All’arrivo a Domaine de Muy, mi aspetta un'ulteriore sorpresa, e un nuovo, inatteso, viaggio. Qui, nel 2015, il gallerista Jean-Gabriel Mitterrand, nipote dell’ex presidente francese François, ha allestito un parco d'arte e segnato le tappe di una promenade - ora curata dal figlio Jean-Gabriel e da Simone Lamunière - seguendo la quale ci si trova immersi, stupiti da tanta magia, nella bellezza della natura e della creatività umana. E la Levante Hybrid coi colori di Modena termina per oggi la sua regale passerella in Provenza, integrandosi alla perfezione nei cromatismi delle opere disseminate en plein air sulle colline splendenti di luce che circondano la villa in stile provenzale ristrutturata dall’architetto e designer India Mahdavi.

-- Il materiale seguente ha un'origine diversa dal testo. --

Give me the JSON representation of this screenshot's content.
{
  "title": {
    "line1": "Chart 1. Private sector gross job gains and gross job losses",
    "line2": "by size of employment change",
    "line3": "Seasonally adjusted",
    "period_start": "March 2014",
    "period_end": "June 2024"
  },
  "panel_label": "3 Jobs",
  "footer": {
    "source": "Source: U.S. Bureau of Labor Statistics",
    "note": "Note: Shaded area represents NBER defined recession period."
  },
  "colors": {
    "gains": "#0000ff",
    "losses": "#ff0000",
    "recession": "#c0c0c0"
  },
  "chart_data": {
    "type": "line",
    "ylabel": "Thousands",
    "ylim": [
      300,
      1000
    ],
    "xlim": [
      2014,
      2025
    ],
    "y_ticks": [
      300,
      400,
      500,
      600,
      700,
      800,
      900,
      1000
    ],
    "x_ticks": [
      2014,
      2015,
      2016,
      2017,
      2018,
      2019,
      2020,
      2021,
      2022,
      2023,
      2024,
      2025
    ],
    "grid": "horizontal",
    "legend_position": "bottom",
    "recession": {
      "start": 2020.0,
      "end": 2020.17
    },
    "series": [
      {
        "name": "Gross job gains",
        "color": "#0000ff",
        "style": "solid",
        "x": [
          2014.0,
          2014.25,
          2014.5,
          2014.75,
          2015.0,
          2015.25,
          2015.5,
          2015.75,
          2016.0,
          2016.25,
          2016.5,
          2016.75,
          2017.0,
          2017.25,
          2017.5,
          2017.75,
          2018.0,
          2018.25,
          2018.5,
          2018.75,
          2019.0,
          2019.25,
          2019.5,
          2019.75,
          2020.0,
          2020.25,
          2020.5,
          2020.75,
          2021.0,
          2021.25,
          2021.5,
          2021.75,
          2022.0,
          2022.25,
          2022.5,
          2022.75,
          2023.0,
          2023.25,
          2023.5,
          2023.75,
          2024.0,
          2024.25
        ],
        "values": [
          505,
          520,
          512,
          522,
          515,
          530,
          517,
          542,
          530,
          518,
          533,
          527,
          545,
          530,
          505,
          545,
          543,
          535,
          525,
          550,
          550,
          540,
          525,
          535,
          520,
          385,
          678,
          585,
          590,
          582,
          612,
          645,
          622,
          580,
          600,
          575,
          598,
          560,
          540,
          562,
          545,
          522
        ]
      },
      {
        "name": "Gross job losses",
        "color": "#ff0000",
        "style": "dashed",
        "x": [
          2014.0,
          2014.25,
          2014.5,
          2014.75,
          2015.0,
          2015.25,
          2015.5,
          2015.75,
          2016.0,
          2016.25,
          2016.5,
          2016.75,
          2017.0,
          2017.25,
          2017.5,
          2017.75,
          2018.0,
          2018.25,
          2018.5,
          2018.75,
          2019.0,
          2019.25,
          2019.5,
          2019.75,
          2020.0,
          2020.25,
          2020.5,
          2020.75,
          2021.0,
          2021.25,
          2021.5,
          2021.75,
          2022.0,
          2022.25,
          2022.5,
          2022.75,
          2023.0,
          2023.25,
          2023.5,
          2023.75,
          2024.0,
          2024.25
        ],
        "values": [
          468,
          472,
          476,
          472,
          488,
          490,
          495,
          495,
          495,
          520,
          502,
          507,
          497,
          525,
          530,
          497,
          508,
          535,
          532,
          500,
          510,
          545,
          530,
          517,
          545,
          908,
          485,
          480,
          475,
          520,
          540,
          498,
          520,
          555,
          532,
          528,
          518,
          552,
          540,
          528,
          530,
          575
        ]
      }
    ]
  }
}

Scultura in movimento anch’essa nel paesaggio solare, come “fosse assorbita dal cielo”, tra gli alberi vibranti di Scenocosme, le Lentilles flottantes di Marta Pan e i frutti bronzei di Claude Lalanne, i capanni da caccia di Mark Dion e gli animali fantastici di Wang Du e Liam Gillick, la piscina ottica di Peter Kogler e i muri metallici di Monica Bonvicini. In posa davanti ai Signal éolien di Takis, a dialogare con l’ambiente, oppure alleandosi con le cromosaturazioni di Carlos Cruz-Diez o sottraendosi allo spazio nelle inquadrature dei display di José León Cerrillo e perturbando le complesse geometrie di Tomás Saraceno, dove l’arte si allea con la scienza e l’architettura. Un giardino incantato che ha la stessa suggestione di una sala cinematografica, un luogo in cui si può anche sospendere l’incredulità e fantasticare con la regista Julia Ducournau che si possa amoreggiare con un’auto, che ci possa essere uno scambio intellettuale tra materia cerebrale e titanio, che dall’unione di carne e metallo possa anche nascere una creatura nuova.
Un invito, nemmeno troppo velato, che Maserati rivolge ai suoi clienti, quello di provare a giocare con lei personalizzando la vettura, nel rispetto della propria e della sua identità, per scoprire qualcosa di sé o reinventare un modo di essere alla guida. Uomini o dei.